Ce Groupe de Genève, composé d’une trentaine d’États engagés en faveur de la cause sahraouie, s’est imposé ces dernières années comme l’une des plateformes diplomatiques les plus actives dans la défense du droit à l’autodétermination. Ses membres, principalement africains, latino-américains et asiatiques, agissent comme contrepoids face aux puissances qui bloquent au Conseil de sécurité une solution juste. Le Groupe organise des événements, diffuse des rapports et maintient la question sahraouie à l’ordre du jour des forums multilatéraux, rappelant que la décolonisation du Sahara Occidental reste un mandat inachevé de la communauté internationale.
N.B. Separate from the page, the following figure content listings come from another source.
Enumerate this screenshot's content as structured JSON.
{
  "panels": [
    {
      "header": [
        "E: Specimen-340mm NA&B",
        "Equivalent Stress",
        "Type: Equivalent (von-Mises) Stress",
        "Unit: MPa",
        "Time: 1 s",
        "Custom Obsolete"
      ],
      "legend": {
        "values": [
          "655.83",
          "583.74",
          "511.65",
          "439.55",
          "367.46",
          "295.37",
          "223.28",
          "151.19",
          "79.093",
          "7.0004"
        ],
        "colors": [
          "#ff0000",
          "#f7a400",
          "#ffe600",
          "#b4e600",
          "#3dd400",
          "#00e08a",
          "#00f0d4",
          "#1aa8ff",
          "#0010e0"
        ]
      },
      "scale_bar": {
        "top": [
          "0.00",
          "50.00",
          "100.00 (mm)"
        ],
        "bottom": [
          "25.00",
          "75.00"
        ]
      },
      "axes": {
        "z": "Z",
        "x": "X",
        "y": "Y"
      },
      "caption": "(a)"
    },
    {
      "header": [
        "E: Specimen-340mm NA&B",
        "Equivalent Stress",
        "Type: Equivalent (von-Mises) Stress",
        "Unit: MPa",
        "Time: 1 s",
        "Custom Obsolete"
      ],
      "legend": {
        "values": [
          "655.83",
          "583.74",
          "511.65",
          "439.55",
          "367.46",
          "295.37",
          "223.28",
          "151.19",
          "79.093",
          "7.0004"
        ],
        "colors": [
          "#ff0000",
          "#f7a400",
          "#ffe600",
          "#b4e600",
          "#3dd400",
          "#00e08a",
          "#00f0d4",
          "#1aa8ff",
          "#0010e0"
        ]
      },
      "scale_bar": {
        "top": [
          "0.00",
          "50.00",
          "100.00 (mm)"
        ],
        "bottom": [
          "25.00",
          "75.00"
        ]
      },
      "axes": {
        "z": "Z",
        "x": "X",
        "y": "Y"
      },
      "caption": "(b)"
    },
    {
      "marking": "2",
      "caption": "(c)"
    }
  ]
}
La conférence s’est ouverte par le discours de l’ambassadeur Abdallah Saleh Possi, Représentant permanent de la Tanzanie à Genève et président du Groupe de soutien, qui a rappelé que la question sahraouie demeure une plaie ouverte sur le continent africain. « Soutenir le peuple sahraoui dans son droit inaliénable à l’autodétermination est une obligation politique, juridique et morale », a-t-il souligné. Possi a ajouté que le silence international ne fait pas seulement durer l’occupation, mais qu’il érode également le système multilatéral : « Si nous permettons au Maroc d’imposer par la force un fait accompli, quel message envoyons-nous aux autres peuples colonisés ou aux puissances expansionnistes ? ».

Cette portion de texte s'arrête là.